Falck died on 16 July 2023, at the age of 96.[3]
Falck became Doctor of Medical Science, equivalent of PhD, in 1959. His thesis focused on the production of estrogen in the ovaries, and he attempted to show that this production is dependent on an interplay of two different hormone producing systems. His hypothesis has come to be called "Falck's two-cell hypothesis of oestrogen synthes".[4] [5] Between 1960 and 1970 he acted as associate professor, before becoming a full professor of histology in 1970, all at the University of Lund, Sweden.
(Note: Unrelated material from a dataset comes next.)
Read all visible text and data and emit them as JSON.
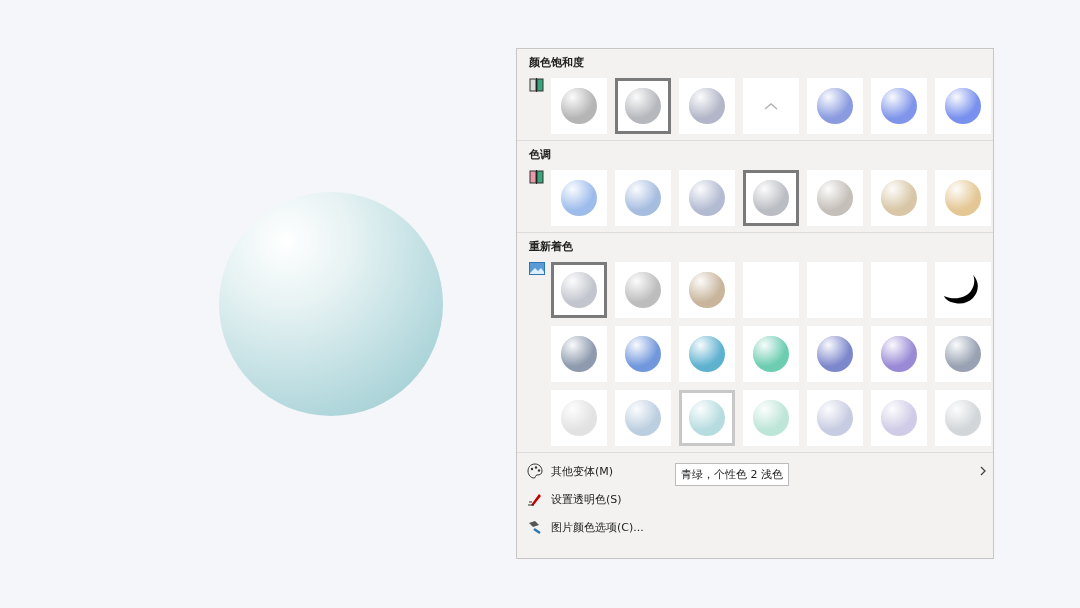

In 1960–61 Falck and Nils-Åke Hillarp developed the Falck-Hillarp fluorescence method. This technique made it possible to study biologically active substances called monoamines – dopamine, noradrenaline, adrenaline and serotonin – on the cellular level employing fluorescence microscope. Consequently, it was then possible to demonstrate their presence in the central as well as peripheral nervous system. Thereby, it could be established that these monoamines were actually functioning as interneuronal transmitters (signal substances). The method has since its development been used several times, within fields such as dermatology and histochemistry.[6] [7] The publication on the chemical background was named among the 200 most cited papers of all time in 1991, and had at the time been cited 2,435 times.[8]
In 2012, the Faculty of Medicine at the University of Lund arranged a symposium “From Nerve to Pills” celebrating the 50th anniversary of the initial publication of the F-H method.[9] In 2004 his latest publication ”Mediated exodus of L-Dopa from human epidermal Langerhans cells", was published.[10]